O deputado federal Capitão Alden (PL-BA) utilizou suas redes sociais para destacar os desafios enfrentados pelos produtores de cacau no Sul da Bahia.

O parlamentar defendeu na segunda-feira, 26, a necessidade de uma presença mais incisiva do poder público na criação de políticas que auxiliem o setor a superar o atual cenário de alta nos custos de produção e dificuldades financeiras.

Segundo Alden, o aumento nos gastos com insumos — como fertilizantes, energia e defensivos — tem reduzido a margem de lucro das famílias que dependem da lavoura.

Ele ressaltou que, embora a produção nacional seja de alta qualidade, a importação de amêndoas do exterior tem exercido pressão sobre os preços internos, desafiando a competitividade do cacau baiano.

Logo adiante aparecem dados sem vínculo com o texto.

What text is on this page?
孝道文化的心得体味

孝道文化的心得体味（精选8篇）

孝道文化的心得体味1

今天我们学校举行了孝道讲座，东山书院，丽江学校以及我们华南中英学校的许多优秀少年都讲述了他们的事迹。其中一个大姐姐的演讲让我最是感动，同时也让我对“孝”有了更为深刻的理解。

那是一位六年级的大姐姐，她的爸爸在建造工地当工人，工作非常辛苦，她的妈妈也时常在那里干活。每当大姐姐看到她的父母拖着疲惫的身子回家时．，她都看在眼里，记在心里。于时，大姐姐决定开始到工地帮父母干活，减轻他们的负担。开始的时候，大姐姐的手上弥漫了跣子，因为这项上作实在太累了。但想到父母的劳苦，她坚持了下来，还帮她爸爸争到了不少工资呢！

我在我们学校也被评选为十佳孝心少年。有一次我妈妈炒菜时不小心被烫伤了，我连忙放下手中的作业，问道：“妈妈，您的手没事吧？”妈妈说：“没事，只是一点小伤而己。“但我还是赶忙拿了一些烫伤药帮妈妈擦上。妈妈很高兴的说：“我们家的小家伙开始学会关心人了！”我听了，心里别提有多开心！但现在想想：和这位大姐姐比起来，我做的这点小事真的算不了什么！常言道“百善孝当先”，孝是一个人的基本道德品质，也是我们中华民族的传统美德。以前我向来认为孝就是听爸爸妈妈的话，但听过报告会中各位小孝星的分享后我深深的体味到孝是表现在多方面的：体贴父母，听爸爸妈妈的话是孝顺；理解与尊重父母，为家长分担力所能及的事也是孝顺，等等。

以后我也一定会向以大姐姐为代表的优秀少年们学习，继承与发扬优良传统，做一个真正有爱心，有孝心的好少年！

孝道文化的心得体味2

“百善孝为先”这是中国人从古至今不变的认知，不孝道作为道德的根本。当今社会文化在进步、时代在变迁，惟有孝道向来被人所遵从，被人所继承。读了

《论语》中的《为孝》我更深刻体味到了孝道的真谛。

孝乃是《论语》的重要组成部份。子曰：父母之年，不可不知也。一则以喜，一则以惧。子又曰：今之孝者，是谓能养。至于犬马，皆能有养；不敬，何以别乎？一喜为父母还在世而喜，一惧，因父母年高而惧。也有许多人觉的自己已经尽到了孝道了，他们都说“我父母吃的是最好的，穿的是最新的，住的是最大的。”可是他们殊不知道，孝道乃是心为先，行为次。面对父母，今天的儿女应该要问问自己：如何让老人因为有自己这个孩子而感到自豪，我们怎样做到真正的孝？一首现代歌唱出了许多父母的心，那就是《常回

Concorrência e Sustentabilidade 

O parlamentar demonstrou preocupação com a origem do cacau importado, mencionando relatórios internacionais sobre condições de trabalho em outros países produtores. Para Alden, é fundamental que o Brasil valorize quem produz com dignidade. “O produtor quer competir em igualdade, sem ser prejudicado por sistemas que não seguem as mesmas regras e valorização do trabalho que temos aqui. O cacau brasileiro é parte da solução para a economia”, pontuou.

Segurança no Campo 

No âmbito estadual, o deputado reforçou o pedido por uma atenção especial às políticas de segurança pública em áreas rurais. Alden sugeriu que o Estado intensifique as ações de proteção no interior para garantir a tranquilidade necessária ao produtor rural, evitando que conflitos agrários prejudiquem o desenvolvimento econômico de quem gera emprego e renda no campo.

Debate Institucional 

Capitão Alden afirmou que levará as demandas dos produtores para o Congresso Nacional e para os ministérios competentes. O objetivo, segundo ele, é buscar soluções conjuntas que garantam justiça e equilíbrio para o setor.

“Não se trata de privilégio, mas de justiça para quem trabalha de forma honesta. Seguiremos buscando o diálogo para que o produtor baiano seja valorizado como merece”, concluiu.